I was clear about my boundaries since day one. You later told me you saw it as a challenge. Well, I see it as sexual assault. Not once did you ask for consent. Not once did you make sure I was comfortable before proceeding to use my body for your pleasure. You assumed everything was fair game unless I stopped you. And even then, you would say that it’s ok. “It’s no big deal. Just a little more. I know you want to.” I would give in each time. I mean, it felt good after all. So what if I didn’t want to do it? I had done it before. Why shouldn’t I do it again? I wanted to make you happy. I wanted the pressure to go away. I wanted to avoid conflict.
Though I thought I had consented, I later found out what consent really meant. I heard stories of people who had experienced similar things. I learned that consent is not valid if the person giving it feels “subjected to actions that elicit emotional, psychological, or reputational threat, intimidation, or fear.” All of which I felt.
At the time, I was too naive to know what was happening. I thought that was all part of being in a relationship. I thought I only felt that way because I had different beliefs than most women. I thought it was my fault. It was only after we had broken up that I found out relationships were not meant to be that way. Several guys who wanted to hook up with me would ask for permission before doing anything. They would establish clear boundaries. They would ask for consent.
And then, after two years, it was finally your chance to get what you wanted. My beliefs and values did not matter. I had screwed up, so I owed it to you. A couple of minutes into it, I couldn’t do it anymore. I ran to the bathroom and began to weep. You gave me a hug. After I cried for a few minutes, you told me you forgave me. We never spoke about it again.
I convinced myself it never happened. That one time didn’t actually count. It was just a minor slip up.
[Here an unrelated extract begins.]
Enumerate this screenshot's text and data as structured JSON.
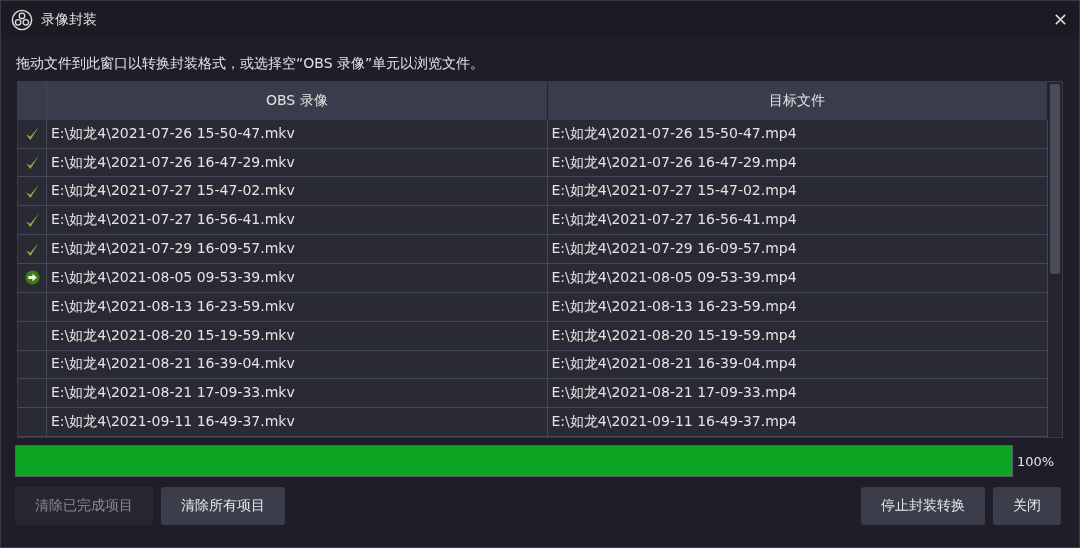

I now acknowledge that this one incident, and all of the other times I felt emotionally and psychologically pressured (and proceeded to) sexually please you when I did not want to or feel comfortable, was sexual assault.
Note: This does not describe the majority of our relationship. This mostly describes the beginning and then some incidents throughout. There was mutual consent for most (probably ~98%) of our sexual activity, but not all of it.